Vermont landlords “may be held liable for exposing their tenants to unreasonable risks of harm in the leased premises, whether or not they retain ‘control’ of the dangerous condition.”  Favreau v. Miller, 156 Vt. 222, 228, 591 A.2d 68, 72 (1991).  A landlord’s duty to maintain the premises is not the same as an employer’s duty to provide a safe workplace for its employees.  Vella, 2003 VT 108, ¶ 14.  A landlord’s duty to maintain the premises is an “independent, personal duty.”  Id.

1 comment:

  1. How a two-judge dictum becomes “law”
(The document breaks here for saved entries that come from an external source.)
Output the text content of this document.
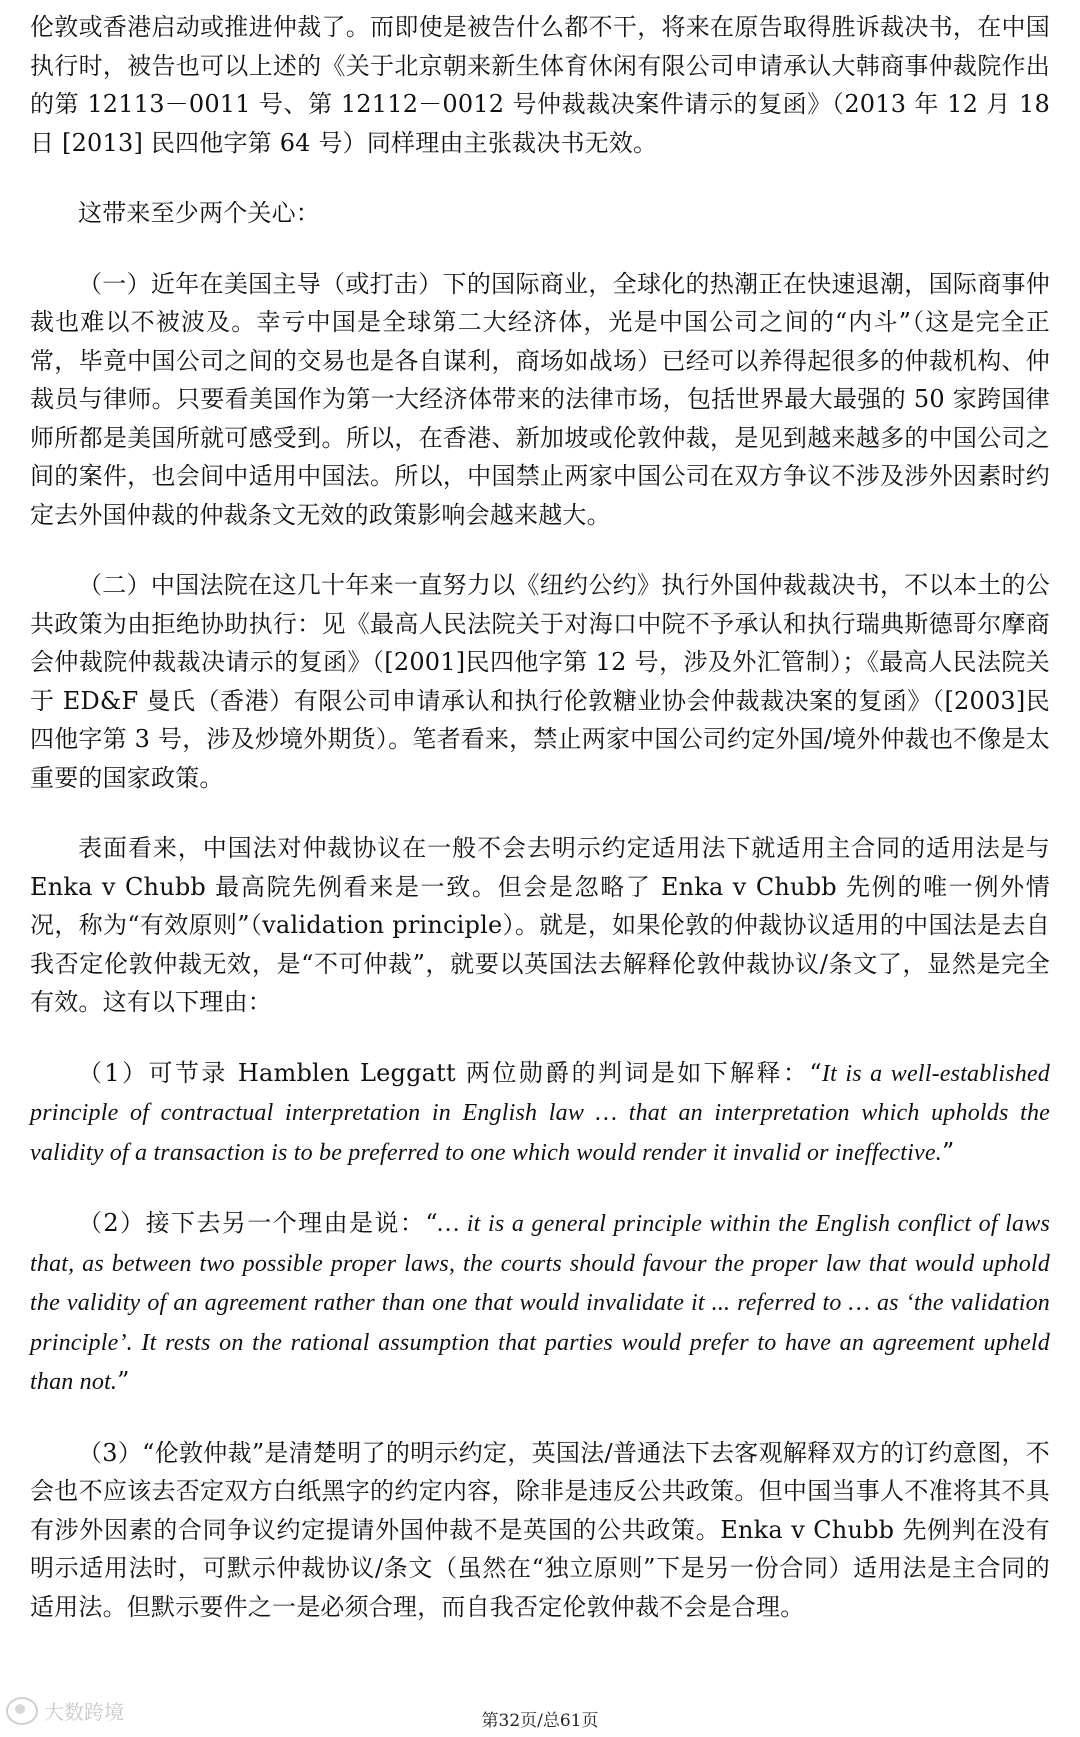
伦敦或香港启动或推进仲裁了。而即使是被告什么都不干，将来在原告取得胜诉裁决书，在中国执行时，被告也可以上述的《关于北京朝来新生体育休闲有限公司申请承认大韩商事仲裁院作出的第 12113－0011 号、第 12112－0012 号仲裁裁决案件请示的复函》（2013 年 12 月 18 日 [2013] 民四他字第 64 号）同样理由主张裁决书无效。

这带来至少两个关心：

（一）近年在美国主导（或打击）下的国际商业，全球化的热潮正在快速退潮，国际商事仲裁也难以不被波及。幸亏中国是全球第二大经济体，光是中国公司之间的“内斗”（这是完全正常，毕竟中国公司之间的交易也是各自谋利，商场如战场）已经可以养得起很多的仲裁机构、仲裁员与律师。只要看美国作为第一大经济体带来的法律市场，包括世界最大最强的 50 家跨国律师所都是美国所就可感受到。所以，在香港、新加坡或伦敦仲裁，是见到越来越多的中国公司之间的案件，也会间中适用中国法。所以，中国禁止两家中国公司在双方争议不涉及涉外因素时约定去外国仲裁的仲裁条文无效的政策影响会越来越大。

（二）中国法院在这几十年来一直努力以《纽约公约》执行外国仲裁裁决书，不以本土的公共政策为由拒绝协助执行：见《最高人民法院关于对海口中院不予承认和执行瑞典斯德哥尔摩商会仲裁院仲裁裁决请示的复函》（[2001]民四他字第 12 号，涉及外汇管制）；《最高人民法院关于 ED&F 曼氏（香港）有限公司申请承认和执行伦敦糖业协会仲裁裁决案的复函》（[2003]民四他字第 3 号，涉及炒境外期货）。笔者看来，禁止两家中国公司约定外国/境外仲裁也不像是太重要的国家政策。

表面看来，中国法对仲裁协议在一般不会去明示约定适用法下就适用主合同的适用法是与 Enka v Chubb 最高院先例看来是一致。但会是忽略了 Enka v Chubb 先例的唯一例外情况，称为“有效原则”（validation principle）。就是，如果伦敦的仲裁协议适用的中国法是去自我否定伦敦仲裁无效，是“不可仲裁”，就要以英国法去解释伦敦仲裁协议/条文了，显然是完全有效。这有以下理由：

（1）可节录 Hamblen Leggatt 两位勋爵的判词是如下解释：“It is a well-established principle of contractual interpretation in English law … that an interpretation which upholds the validity of a transaction is to be preferred to one which would render it invalid or ineffective.”

（2）接下去另一个理由是说：“… it is a general principle within the English conflict of laws that, as between two possible proper laws, the courts should favour the proper law that would uphold the validity of an agreement rather than one that would invalidate it ... referred to … as ‘the validation principle’. It rests on the rational assumption that parties would prefer to have an agreement upheld than not.”

（3）“伦敦仲裁”是清楚明了的明示约定，英国法/普通法下去客观解释双方的订约意图，不会也不应该去否定双方白纸黑字的约定内容，除非是违反公共政策。但中国当事人不准将其不具有涉外因素的合同争议约定提请外国仲裁不是英国的公共政策。Enka v Chubb 先例判在没有明示适用法时，可默示仲裁协议/条文（虽然在“独立原则”下是另一份合同）适用法是主合同的适用法。但默示要件之一是必须合理，而自我否定伦敦仲裁不会是合理。

大数跨境	第32页/总61页
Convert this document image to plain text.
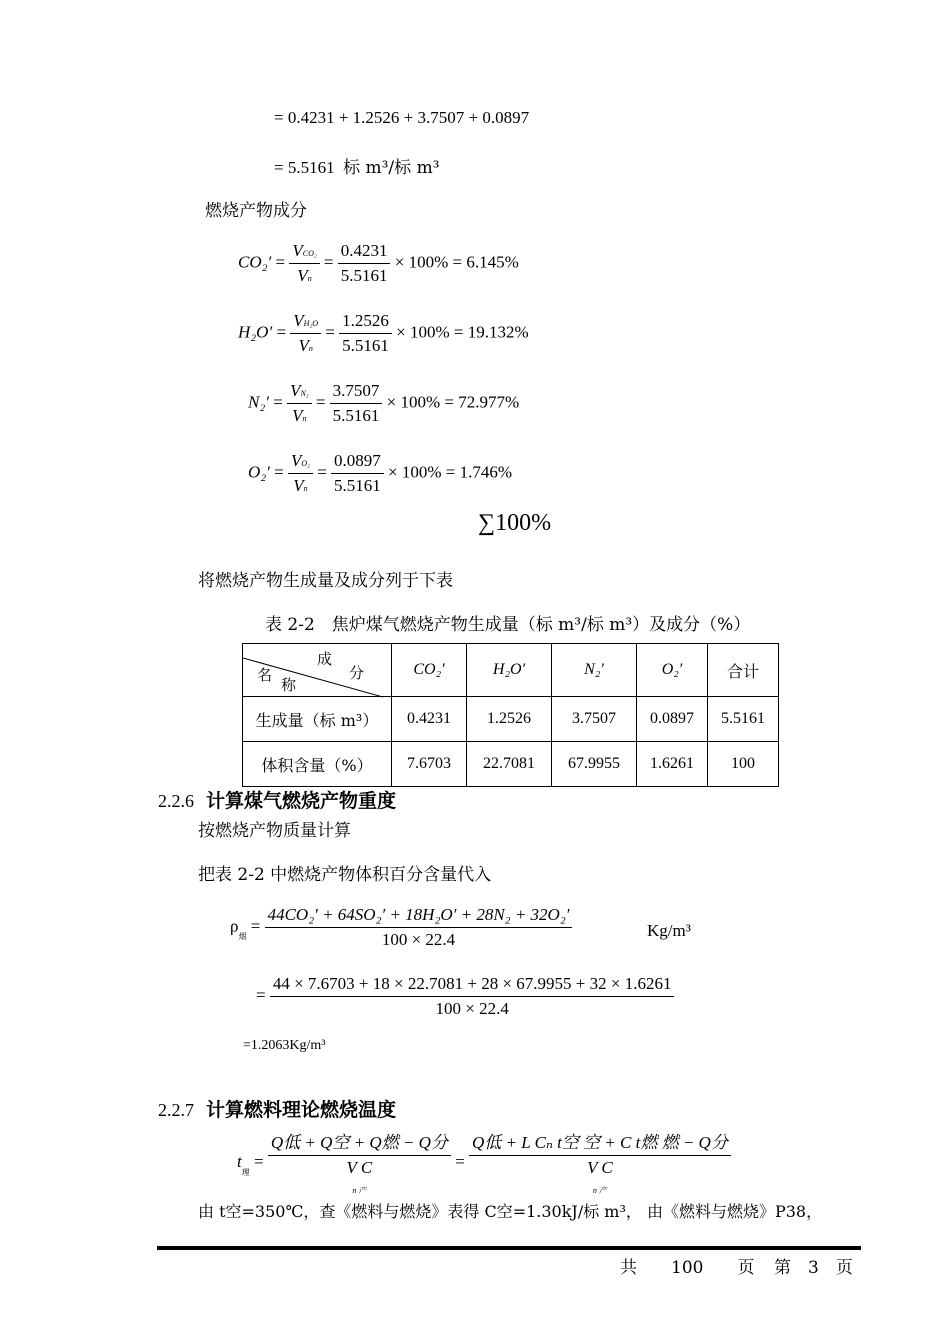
= 0.4231 + 1.2526 + 3.7507 + 0.0897
= 5.5161 标 m³/标 m³
燃烧产物成分
$CO_2' = \frac{\text{VCO₂}}{Vn} = \frac{0.4231}{5.5161} \times 100\% = 6.145\%$
$H_2O' = \frac{\text{VH₂O}}{Vn} = \frac{1.2526}{5.5161} \times 100\% = 19.132\%$
$N_2' = \frac{\text{VN₂}}{Vn} = \frac{3.7507}{5.5161} \times 100\% = 72.977\%$
$O_2' = \frac{\text{VO₂}}{Vn} = \frac{0.0897}{5.5161} \times 100\% = 1.746\%$
∑100%
将燃烧产物生成量及成分列于下表
表 2-2　焦炉煤气燃烧产物生成量（标 m³/标 m³）及成分（%）
成
分
名
称	CO₂′	H₂O′	N₂′	O₂′	合计
生成量（标 m³）	0.4231	1.2526	3.7507	0.0897	5.5161
体积含量（%）	7.6703	22.7081	67.9955	1.6261	100
2.2.6 计算煤气燃烧产物重度
按燃烧产物质量计算
把表 2-2 中燃烧产物体积百分含量代入
$\rho_烟 = \frac{\text{44CO₂′ + 64SO₂′ + 18H₂O′ + 28N₂ + 32O₂′}}{100 \times 22.4}$	Kg/m³
= $\frac{44 \times 7.6703 + 18 \times 22.7081 + 28 \times 67.9955 + 32 \times 1.6261}{100 \times 22.4}$
=1.2063Kg/m³
2.2.7 计算燃料理论燃烧温度
$t_理$ =
Q低 + Q空 + Q燃 − Q分
V C
n 产
=
Q低 + L Cₙ t空 空 + C t燃 燃 − Q分
V C
n 产
由 t空=350℃，查《燃料与燃烧》表得 C空=1.30kJ/标 m³， 由《燃料与燃烧》P38，
共　　100　　页 第　3　页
    The “holding” of Favreau v Miller regarding control is pure dictum, joined by only two members of the Court. Favreau v. Miller, 156 Vt. 222, 228, 591 A.2d 68, 72 (1991). Ten years later, without discussion, it is law.

    Common law negligence liability could not be imposed by reason of ownership alone. See O’Brien v. Island Corp., 157 Vt. 135, 141 (1991). It is the landlord's duty to exercise reasonable care to maintain entrances and passageways retained in his control for the common use of tenants in multiple dwelling premises. However the landlord cannot be subject to liability, unless the landlord reserved control over the area where the injury occurred. O'Brien v. Island Corp., 157 Vt. 135, 139 (1991) Waite v. Brown, 132 Vt. 20, 25, 312 A.2d 915, 916 (1973); Smith v. Monmaney, 127 Vt. 585, 588, 255 A.2d 674, 676 (1969); Cameron v. Abatiell, 127 Vt. 111, 119, 241 A.2d 310, 315-16 (1968).

    Control or possession as a limitation on landlord liability reflects a broader, general principle of negligence law. E.g. Grann v. Green Mountain Racing Corp., 150 Vt. 232, 551 A.2d 1202 (1988)(issue whether racetrack or concessionaire in control of area where plaintiff slipped and fell); Crosby v. Great Atlantic & Pacific Tea Co., 143 Vt. 537, 538, 468 A.2d 567, 568 (1983) (“Absence of ownership or control is a defense in a negligence case....”); Garafano v. Neshobe Beach Club, 126 Vt. 566, 574-575 (1967) (“In fact, such liability depends upon control, rather than ownership, of the premises”).

    On March 19, 1984, Pamela Favreau fell down an interior stairway in her apartment, dislocating her hip. Because Favreau fell inside the apartment, the landlord arguably enjoyed immunity under the common law conrtol test. Nevertheless, the landlord did not raise this issue and agreed to submit the case to the jury under a charge that said, “Where a landlord has notice, or with due diligence should have known of a condition dangerous to the safety of tenants, he is required to use ordinary care to make the property safe. Favreau v. Miller, 156 Vt. at 225.

    The jury found the landlord not negligent. On appeal all five judges voted to affirm.
    The opinion authored by Justice Morse, writing for only two justices, went on to comment that the negligence charge as given by the trial court correctly rejected control as a limitation on landlord liability. The opinion purports to “now hold” that Vermont landlords “may be held liable for exposing their tenants to unreasonable risks of harm in the leased premises, whether or not they retain ‘control’ of the dangerous condition.” Favreau v. Miller, 156 Vt. at 228.

    Justice Dooley, joined by Justice Allen, dissented and specifically “would not decide whether to abolish the control test.” because “[w]e have not had the benefit of briefing and argument on that issue since the parties agreed that control was unnecessary and that is the law of this case.” Favreau v. Miller, 156 Vt. at 233 (Dooley, J., dissenting). Justice Peck concurred in the result only.

    Later in 1991 Justice Dooley, writing separately in O'Brien v. Island Corp., explained the plurality decision in Favreau means that the court had not yet decided “[w]hether or not …to abolish the control test generally.” O'Brien v. Island Corp., 157 Vt. 135, 147 (1991) (Dooley, J. dissenting).

    By 2011 the Court has forgotten that Favreau is a dictum, joined by only two members of the Court, not a holding. Arnold v. Palmer, 2011 VT 8, ¶ 12 (mem.)(“We have held that Vermont landlords ‘may be held liable for exposing their tenants to unreasonable risks of harm in the leased premises, whether or not they retain ‘control’ of the dangerous condition.’ Favreau v. Miller, 156 Vt. 222, 228, 591 A.2d 68, 72 (1991)”).